Background: Fractional exhaled nitric oxide (FeNO) is useful in the management of asthma and predicting the efficacy of standard corticosteroids and biologics. However, the diagnostic value of FeNO in asthmatic chronic rhinosinusitis with nasal polyps (CRSwNP) remains unclear.
Objective: We assessed FeNO levels in patients with CRSwNP and evaluated the diagnostic value of FeNO for screening type 2 CRSwNP (T2-CRSwNP) with asthma.

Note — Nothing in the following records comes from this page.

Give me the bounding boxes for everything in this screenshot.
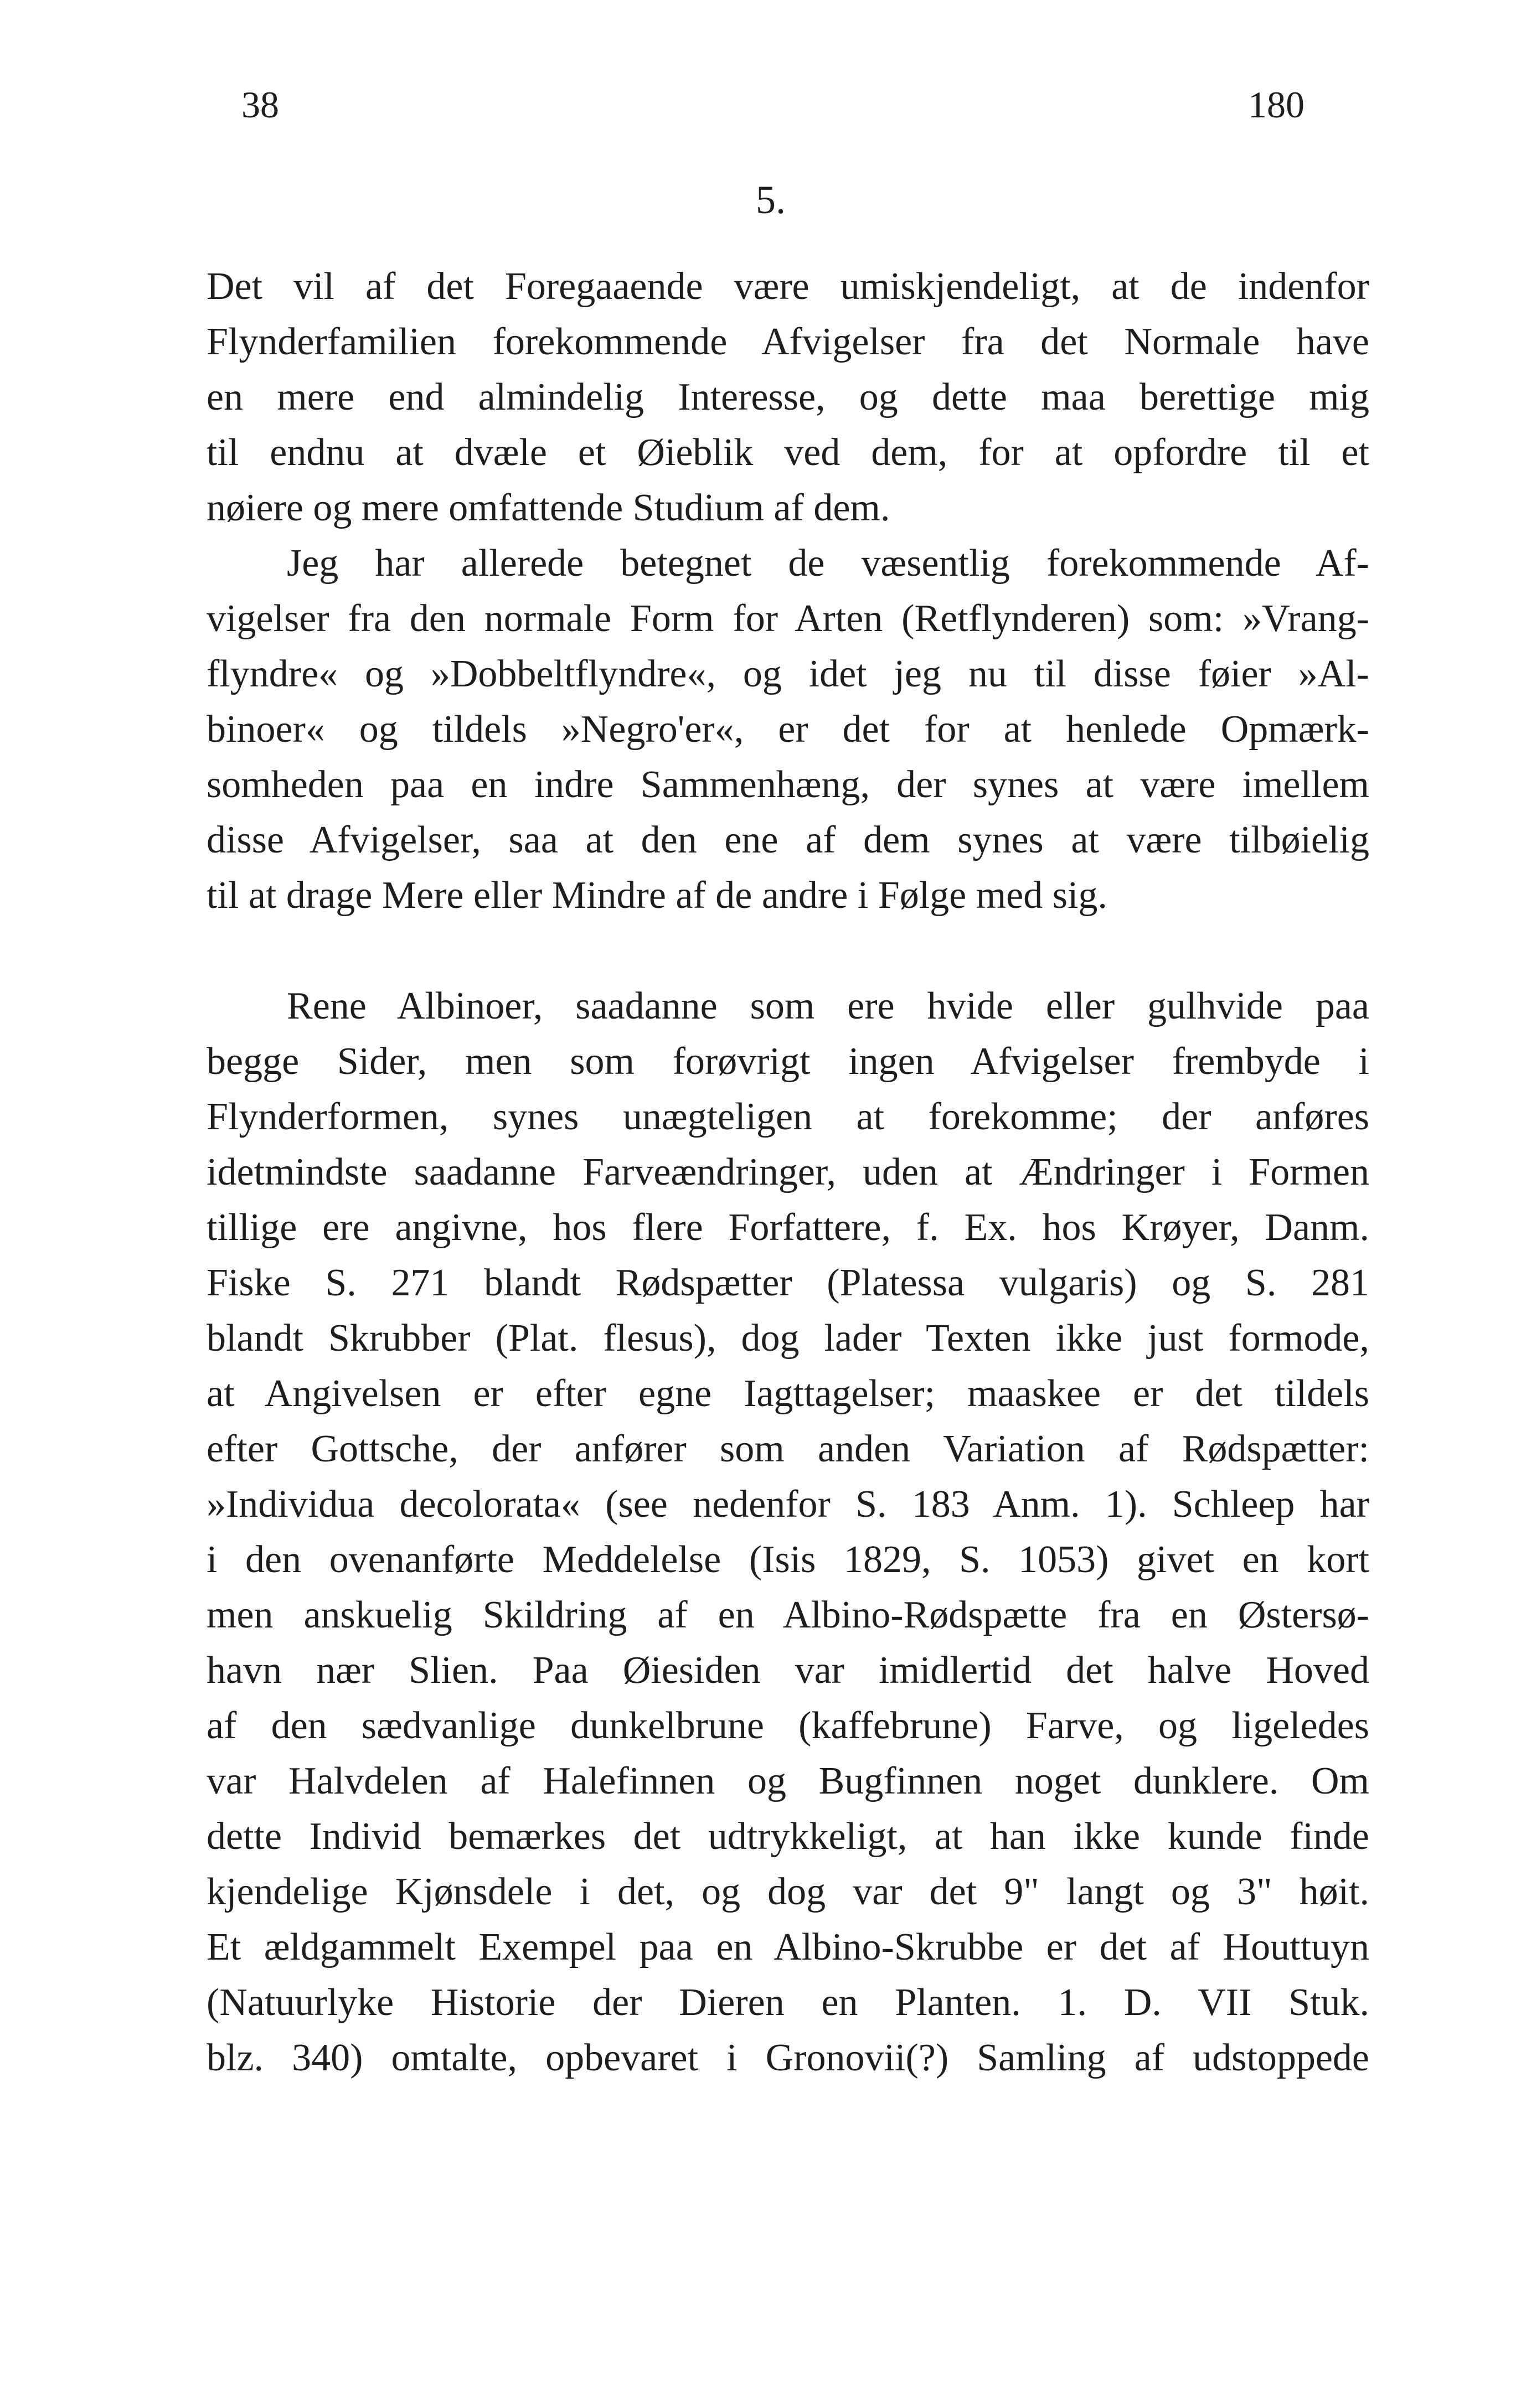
text-line: efter Gottsche, der anfører som anden Variation af Rødspætter: <box>207 1428 1369 1470</box>
text-line: tillige ere angivne, hos flere Forfattere, f. Ex. hos Krøyer, Danm. <box>207 1206 1369 1249</box>
text-line: var Halvdelen af Halefinnen og Bugfinnen noget dunklere. Om <box>207 1760 1369 1802</box>
text-line: vigelser fra den normale Form for Arten (Retflynderen) som: »Vrang- <box>207 597 1369 640</box>
paragraph-1 <box>207 259 1369 536</box>
body-text <box>207 259 1369 2086</box>
text-line: Fiske S. 271 blandt Rødspætter (Platessa vulgaris) og S. 281 <box>207 1262 1369 1304</box>
text-line: Flynderfamilien forekommende Afvigelser fra det Normale have <box>207 321 1369 363</box>
text-line: (Natuurlyke Historie der Dieren en Planten. 1. D. VII Stuk. <box>207 1981 1369 2024</box>
text-line: binoer« og tildels »Negro'er«, er det for at henlede Opmærk- <box>207 708 1369 751</box>
text-line: idetmindste saadanne Farveændringer, uden at Ændringer i Formen <box>207 1151 1369 1193</box>
page-number-right: 180 <box>1248 84 1305 126</box>
text-line: somheden paa en indre Sammenhæng, der synes at være imellem <box>207 763 1369 806</box>
text-line: flyndre« og »Dobbeltflyndre«, og idet jeg nu til disse føier »Al- <box>207 653 1369 695</box>
text-line: men anskuelig Skildring af en Albino-Rødspætte fra en Østersø- <box>207 1594 1369 1636</box>
text-line: kjendelige Kjønsdele i det, og dog var det 9" langt og 3" høit. <box>207 1870 1369 1913</box>
text-line: Flynderformen, synes unægteligen at forekomme; der anføres <box>207 1096 1369 1138</box>
text-line: til at drage Mere eller Mindre af de andre i Følge med sig. <box>207 874 1107 917</box>
page-number-left: 38 <box>241 84 279 126</box>
text-line: dette Individ bemærkes det udtrykkeligt, at han ikke kunde finde <box>207 1815 1369 1858</box>
paragraph-3 <box>207 979 1369 2086</box>
text-line: nøiere og mere omfattende Studium af dem. <box>207 487 890 529</box>
text-line: Rene Albinoer, saadanne som ere hvide eller gulhvide paa <box>287 985 1369 1027</box>
text-line: »Individua decolorata« (see nedenfor S. 183 Anm. 1). Schleep har <box>207 1483 1369 1526</box>
running-header <box>0 83 1521 133</box>
text-line: Et ældgammelt Exempel paa en Albino-Skrubbe er det af Houttuyn <box>207 1926 1369 1968</box>
text-line: en mere end almindelig Interesse, og dette maa berettige mig <box>207 376 1369 418</box>
text-line: i den ovenanførte Meddelelse (Isis 1829, S. 1053) givet en kort <box>207 1538 1369 1581</box>
text-line: blandt Skrubber (Plat. flesus), dog lader Texten ikke just formode, <box>207 1317 1369 1360</box>
text-line: begge Sider, men som forøvrigt ingen Afvigelser frembyde i <box>207 1040 1369 1083</box>
text-line: Det vil af det Foregaaende være umiskjendeligt, at de indenfor <box>207 265 1369 308</box>
text-line: til endnu at dvæle et Øieblik ved dem, for at opfordre til et <box>207 431 1369 474</box>
text-line: havn nær Slien. Paa Øiesiden var imidlertid det halve Hoved <box>207 1649 1369 1692</box>
text-line: at Angivelsen er efter egne Iagttagelser; maaskee er det tildels <box>207 1372 1369 1415</box>
text-line: af den sædvanlige dunkelbrune (kaffebrune) Farve, og ligeledes <box>207 1704 1369 1747</box>
text-line: Jeg har allerede betegnet de væsentlig forekommende Af- <box>287 542 1369 585</box>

Methods: We enrolled 94 patients who were diagnosed with CRSwNP and underwent functional endoscopic sinus surgery. FeNO levels, the blood eosinophil percentage, total IgE, spirometry tests (FEV1/FVC), Lund-Mackay CT score, and percentage of patients with comorbid asthma were compared among CRSwNP subgroups. Spearman rank correlation test was used to assess the degree of association between variables. ROC curve analysis was conducted to evaluate the diagnostic capability to differentiate T2-CRSwNP based on clinical and histological classifications.
Results: FeNO levels and the blood eosinophil percentage were significantly higher in patients with T2-CRSwNP(h) based on histological data (P < .05). FeNO was correlated with the blood eosinophil percentage (r = 0.420, P < .001) and FEV1/FVC (r = -0.324, P = .001). A FeNO level of 27 ppb had a good ability to discriminate patients with asthmatic T2-CRSwNP(h) (AUC = 0.848; 95% CI = 0.7602-0.9361; sensitivity = 90.9%; specificity = 63.9%). The optimal cutoff values for FeNO and the blood eosinophil percentage for diagnosing asthmatic T2-CRSwNP(h) were 68 ppb and 5.6% (sensitivity = 95.5%; specificity = 86.1%; AUC = 0.931; 95% CI = 0.8832-0.9791). In the diagnosis of severe T2-CRSwNP(c) based on clinical data, a FeNO level of 36 ppb showed the highest AUC (0.816; 95% CI = 0.7173-0.914; sensitivity = 72.7%; specificity = 79.2%).
Conclusion: FeNO is a useful marker for screening asthmatic T2-CRSwNP even prior to biopsy or asthma evaluation and may assist in selecting a proper treatment.